New Zealand is ranked 23rd in the world for having the most plentiful, nutritious, healthy and affordable diet, falling behind Sweden (4th), Australia (8th), the United Kingdom and the USA (21st) among others, according to a new food database by worldwide development organisation Oxfam.
New Zealand is ranked 23rd in the world for having the most plentiful, nutritious, healthy and affordable diet, falling behind Sweden (4th), Australia (8th), the United Kingdom and the USA (21st) among others, according to a new food database by worldwide development organisation Oxfam.
The Netherlands took out the No. 1 spot beating France and Switzerland into second place. Chad is last at 125th behind Ethiopia and Angola.
European countries occupy the entire top 20 bar one – Australia. African countries occupy the bottom 30 places in the table except for four – Laos, Bangladesh, Pakistan and India are there too.
Oxfam’s “Good Enough to Eat” index compares 125 countries where full data is available to create a snapshot of the different challenges people face in getting food. Oxfam’s GROW campaign is calling for urgent reform to the way food is produced and distributed around the world to end the scandal of one in eight people going hungry despite there being enough to feed everyone. The new index looks at whether people have enough to eat, food quality, affordability, and dietary health.

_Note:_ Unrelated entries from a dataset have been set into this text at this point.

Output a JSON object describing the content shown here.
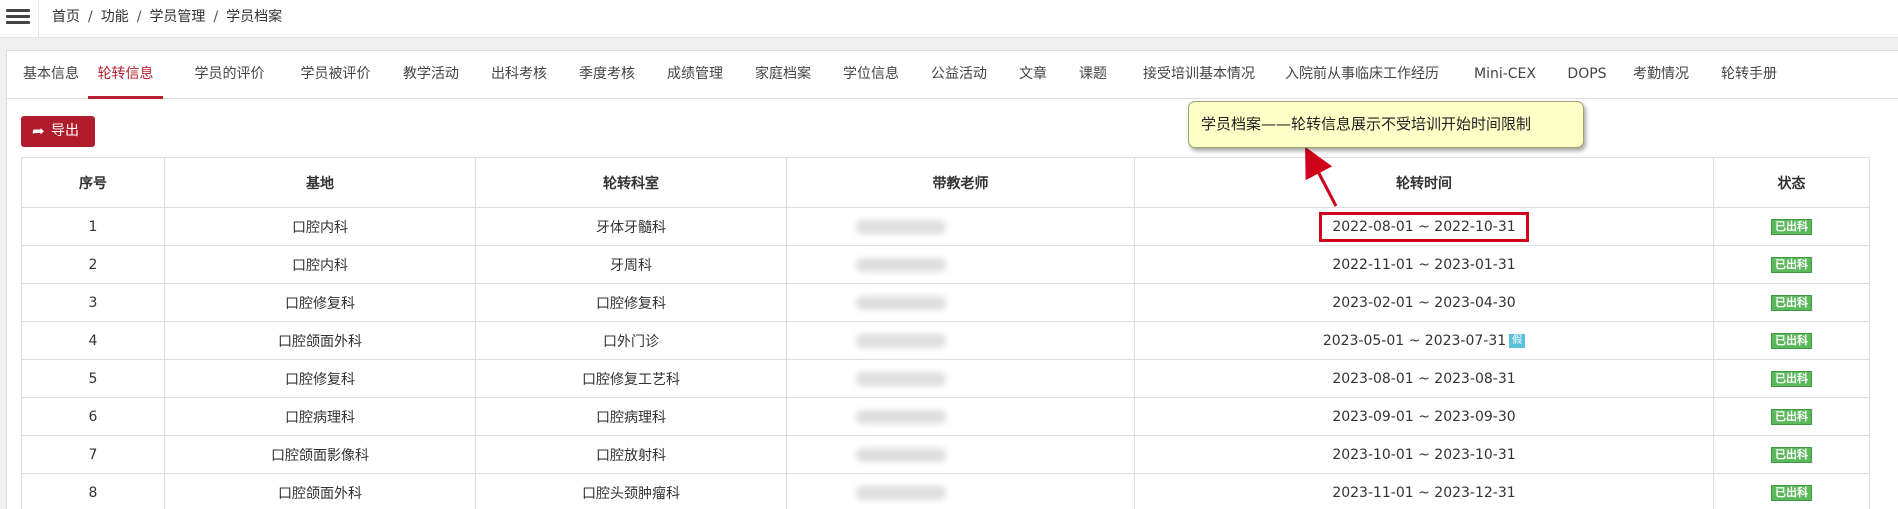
{
  "topbar": {
    "menu_icon": "hamburger-menu-icon",
    "breadcrumb": [
      "首页",
      "功能",
      "学员管理",
      "学员档案"
    ],
    "separator": "/"
  },
  "tabs": [
    {
      "label": "基本信息",
      "active": false
    },
    {
      "label": "轮转信息",
      "active": true
    },
    {
      "label": "学员的评价",
      "active": false
    },
    {
      "label": "学员被评价",
      "active": false
    },
    {
      "label": "教学活动",
      "active": false
    },
    {
      "label": "出科考核",
      "active": false
    },
    {
      "label": "季度考核",
      "active": false
    },
    {
      "label": "成绩管理",
      "active": false
    },
    {
      "label": "家庭档案",
      "active": false
    },
    {
      "label": "学位信息",
      "active": false
    },
    {
      "label": "公益活动",
      "active": false
    },
    {
      "label": "文章",
      "active": false
    },
    {
      "label": "课题",
      "active": false
    },
    {
      "label": "接受培训基本情况",
      "active": false
    },
    {
      "label": "入院前从事临床工作经历",
      "active": false
    },
    {
      "label": "Mini-CEX",
      "active": false
    },
    {
      "label": "DOPS",
      "active": false
    },
    {
      "label": "考勤情况",
      "active": false
    },
    {
      "label": "轮转手册",
      "active": false
    }
  ],
  "toolbar": {
    "export_label": "导出",
    "export_icon": "share-arrow-icon",
    "accent_color": "#b01c2b"
  },
  "table": {
    "headers": [
      "序号",
      "基地",
      "轮转科室",
      "带教老师",
      "轮转时间",
      "状态"
    ],
    "rows": [
      {
        "no": "1",
        "base": "口腔内科",
        "dept": "牙体牙髓科",
        "time": "2022-08-01 ~ 2022-10-31",
        "status": "已出科",
        "tag": ""
      },
      {
        "no": "2",
        "base": "口腔内科",
        "dept": "牙周科",
        "time": "2022-11-01 ~ 2023-01-31",
        "status": "已出科",
        "tag": ""
      },
      {
        "no": "3",
        "base": "口腔修复科",
        "dept": "口腔修复科",
        "time": "2023-02-01 ~ 2023-04-30",
        "status": "已出科",
        "tag": ""
      },
      {
        "no": "4",
        "base": "口腔颌面外科",
        "dept": "口外门诊",
        "time": "2023-05-01 ~ 2023-07-31",
        "status": "已出科",
        "tag": "假"
      },
      {
        "no": "5",
        "base": "口腔修复科",
        "dept": "口腔修复工艺科",
        "time": "2023-08-01 ~ 2023-08-31",
        "status": "已出科",
        "tag": ""
      },
      {
        "no": "6",
        "base": "口腔病理科",
        "dept": "口腔病理科",
        "time": "2023-09-01 ~ 2023-09-30",
        "status": "已出科",
        "tag": ""
      },
      {
        "no": "7",
        "base": "口腔颌面影像科",
        "dept": "口腔放射科",
        "time": "2023-10-01 ~ 2023-10-31",
        "status": "已出科",
        "tag": ""
      },
      {
        "no": "8",
        "base": "口腔颌面外科",
        "dept": "口腔头颈肿瘤科",
        "time": "2023-11-01 ~ 2023-12-31",
        "status": "已出科",
        "tag": ""
      }
    ]
  },
  "annotation": {
    "text": "学员档案——轮转信息展示不受培训开始时间限制",
    "highlight_color": "#d0021b"
  },
  "colors": {
    "active_tab": "#b7202e",
    "status_badge": "#5cb85c",
    "tag_badge": "#5bc0de"
  }
}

On Obesity, there are only 13 countries out of the 125 in the study that rank worse than New Zealand.
Oxfam International Executive Director Winnie Byanyima said “This index lays bare the common concerns that people have with food regardless of where they come from. It reveals how the world is failing to ensure that everyone is able to eat healthily, despite there being enough to go around.”

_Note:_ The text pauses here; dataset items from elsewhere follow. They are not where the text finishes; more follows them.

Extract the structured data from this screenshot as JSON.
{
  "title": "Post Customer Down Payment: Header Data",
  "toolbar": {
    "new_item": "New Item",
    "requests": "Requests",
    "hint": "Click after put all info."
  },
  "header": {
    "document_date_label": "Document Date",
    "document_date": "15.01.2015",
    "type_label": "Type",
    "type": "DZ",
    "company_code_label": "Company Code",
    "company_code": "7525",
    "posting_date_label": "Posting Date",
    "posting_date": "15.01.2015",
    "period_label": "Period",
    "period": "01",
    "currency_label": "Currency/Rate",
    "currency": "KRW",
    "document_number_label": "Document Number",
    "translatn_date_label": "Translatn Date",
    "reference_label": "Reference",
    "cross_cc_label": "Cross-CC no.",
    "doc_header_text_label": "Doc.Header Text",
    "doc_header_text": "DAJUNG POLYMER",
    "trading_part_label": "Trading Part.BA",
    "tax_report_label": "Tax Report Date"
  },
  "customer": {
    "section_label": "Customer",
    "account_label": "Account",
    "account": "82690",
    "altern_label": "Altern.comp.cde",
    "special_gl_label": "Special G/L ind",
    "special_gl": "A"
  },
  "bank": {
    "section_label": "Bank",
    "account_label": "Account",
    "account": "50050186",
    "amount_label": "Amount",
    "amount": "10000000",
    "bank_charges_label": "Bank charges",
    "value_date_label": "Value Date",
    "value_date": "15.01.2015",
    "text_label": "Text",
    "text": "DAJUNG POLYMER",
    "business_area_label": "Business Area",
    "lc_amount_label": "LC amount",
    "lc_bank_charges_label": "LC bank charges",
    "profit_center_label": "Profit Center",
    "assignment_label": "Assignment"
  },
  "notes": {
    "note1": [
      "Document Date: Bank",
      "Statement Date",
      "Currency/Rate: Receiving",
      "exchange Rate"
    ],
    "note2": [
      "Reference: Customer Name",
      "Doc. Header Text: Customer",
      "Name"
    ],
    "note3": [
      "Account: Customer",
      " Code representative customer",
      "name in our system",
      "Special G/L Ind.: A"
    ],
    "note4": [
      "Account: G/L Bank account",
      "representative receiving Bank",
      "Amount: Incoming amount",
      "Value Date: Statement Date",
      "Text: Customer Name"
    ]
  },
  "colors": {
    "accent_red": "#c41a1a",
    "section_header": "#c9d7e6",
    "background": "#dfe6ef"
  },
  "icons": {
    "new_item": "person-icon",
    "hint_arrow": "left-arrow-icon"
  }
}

Food in Guinea, The Gambia, Chad and Iran costs people two-and-a-half times more than other consumer goods, making those the most expensive countries for citizens to buy food. The price of food in the US is relatively the cheapest and most stable in the world. Angola and Zimbabwe suffer from the most volatile food prices, researchers found.
The countries whose citizens struggle for enough food, with the worst rates of malnourishment and underweight children, are Burundi, Yemen, Madagascar and India. On the other side of the table, Cambodia and Burundi are countries that score better by having among the lowest levels of obesity and diabetes in the world, while US, Mexico, Fiji, Kuwait and Saudi Arabia score most poorly with high rates of diabetes.
“Poverty and inequality are the real drivers of hunger. Hunger happens where governance is poor, distribution weak, when markets fail, and when people don’t have enough money and resources to buy all the good and services they need,” Byanyima said. “Having sufficient healthy and affordable food is not something that much of the world enjoys.”
Oxfam is working worldwide to provide long-term solutions that will help people grow enough food to eat and make a living. In Chad, Oxfam is helping farmers grow and diversify more crops, providing veterinary training to help ensure cattle are stronger and helping to build more food storage, so that people are better prepared with the next drought conditions.
Oxfam’s GROW campaign is calling for more investment in small-holder agriculture and better infrastructure to boost crop production, prevent waste and improve access to markets. It wants action to tackle climate change, better regulation of food commodities markets to prevent food price hikes and improved land rights so people do not lose the land they rely upon to grow food.